Partial fraction algorithm
Let $\mathbb{F}$ be a field, and let $f(x)$, $a(x)$, $b(x)$ be polynomials in $\mathbb{F}[x]$ such that $a(x)$ and $b(x)$ are coprime and $\deg f < \deg a + \deg b$. Then there exist unique polyniomials $r(x)$ and $s(x)$ with $\deg r < \deg a$, $\deg s < \deg b$ such that $$\frac{f(x)}{a(x) b(x)} = \frac{r(x)}{a(x)} + \frac{s(x)}{b(x)}.$$
I think existence of the polynomials can be shown as follows:
As $a(x)$ and $b(x)$ are coprime they will have no factors in common.
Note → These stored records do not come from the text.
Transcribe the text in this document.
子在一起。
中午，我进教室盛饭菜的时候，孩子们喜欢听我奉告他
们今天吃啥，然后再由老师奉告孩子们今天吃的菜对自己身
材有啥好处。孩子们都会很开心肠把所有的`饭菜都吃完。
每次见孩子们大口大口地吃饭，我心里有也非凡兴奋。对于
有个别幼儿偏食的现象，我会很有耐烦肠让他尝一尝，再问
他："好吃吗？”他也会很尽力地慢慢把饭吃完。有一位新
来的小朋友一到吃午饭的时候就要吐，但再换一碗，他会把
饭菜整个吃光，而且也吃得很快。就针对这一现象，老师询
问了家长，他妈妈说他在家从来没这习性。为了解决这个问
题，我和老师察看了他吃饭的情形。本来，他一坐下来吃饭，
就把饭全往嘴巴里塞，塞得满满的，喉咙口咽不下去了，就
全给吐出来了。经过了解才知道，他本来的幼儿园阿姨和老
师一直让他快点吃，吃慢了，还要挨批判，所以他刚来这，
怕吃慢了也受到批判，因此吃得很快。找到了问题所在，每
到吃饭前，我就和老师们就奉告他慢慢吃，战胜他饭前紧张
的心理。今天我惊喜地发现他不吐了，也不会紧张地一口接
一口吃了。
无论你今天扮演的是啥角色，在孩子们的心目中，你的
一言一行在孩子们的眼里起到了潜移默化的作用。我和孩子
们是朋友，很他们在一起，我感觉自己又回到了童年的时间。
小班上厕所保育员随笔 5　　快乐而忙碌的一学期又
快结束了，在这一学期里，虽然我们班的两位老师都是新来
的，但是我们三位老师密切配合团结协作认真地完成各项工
Thus $\gcd (a(x),b(x)) = 1$. Now from Bezout's identity there exist polynomials $g(x)$ and $h(x)$ such that $$1 = a(x) \cdot g(x) + b(x) \cdot h(x).$$
Now \begin{align*} \frac{f(x)}{a(x) b(x)} &= \frac{f(x) \cdot 1}{a(x) b(x)}\\ &= \frac{f(x) \left (a(x) \cdot g(x) + f(x) \cdot b(x) \right )}{a(x) b(x)}\\ &= \frac{f(x) \cdot a(x) \cdot g(x)}{a(x) b(x)} + \frac{f(x) \cdot b(x) \cdot h(x)}{a(x) b(x)}\\ &= \frac{f(x) \cdot h(x)}{a(x)} + \frac{f(x) \cdot g(x)}{b(x)} \end{align*} And if we let $r(x) = f(x) \cdot h (x)$ and $s(x) = f(x) \cdot g(x)$ this gives $$\frac{f(x)}{a(x)b(x)} = \frac{r(x)}{a(x)} + \frac{s(x)}{b(x)},$$ and shows existence.
Questions
How do I know $\deg r < \deg a$ and $\deg s < \deg b$?
How does one go about showing the uniqueness of $r(x)$ and $s(x)$?
Your original $r(x)$ might not have small enough degree; but the division algorithm allows you to write $r(x) = t(x) a(x) + u(x)$ where $\deg u < \deg a$. Writing $v(x) = s(x) - t(x) b(x)$ gives $$\frac{f(x)}{a(x)b(x)} = \frac{u(x)}{a(x)} + \frac{v(x)}{b(x)};$$ can you verify that $\deg v < \deg b$?
As for uniqueness, try subtracting two such representations from each other; you'll get $$ \frac{r(x)-r'(x)}{a(x)} = \frac{s'(x)-s(x)}{b(x)}. $$ By coprimality of $a(x)$ and $b(x)$, you should be able to prove that $a(x)$ divides $r(x)-r'(x)$ (and similarly for the other fraction); and this will imply the required uniqueness.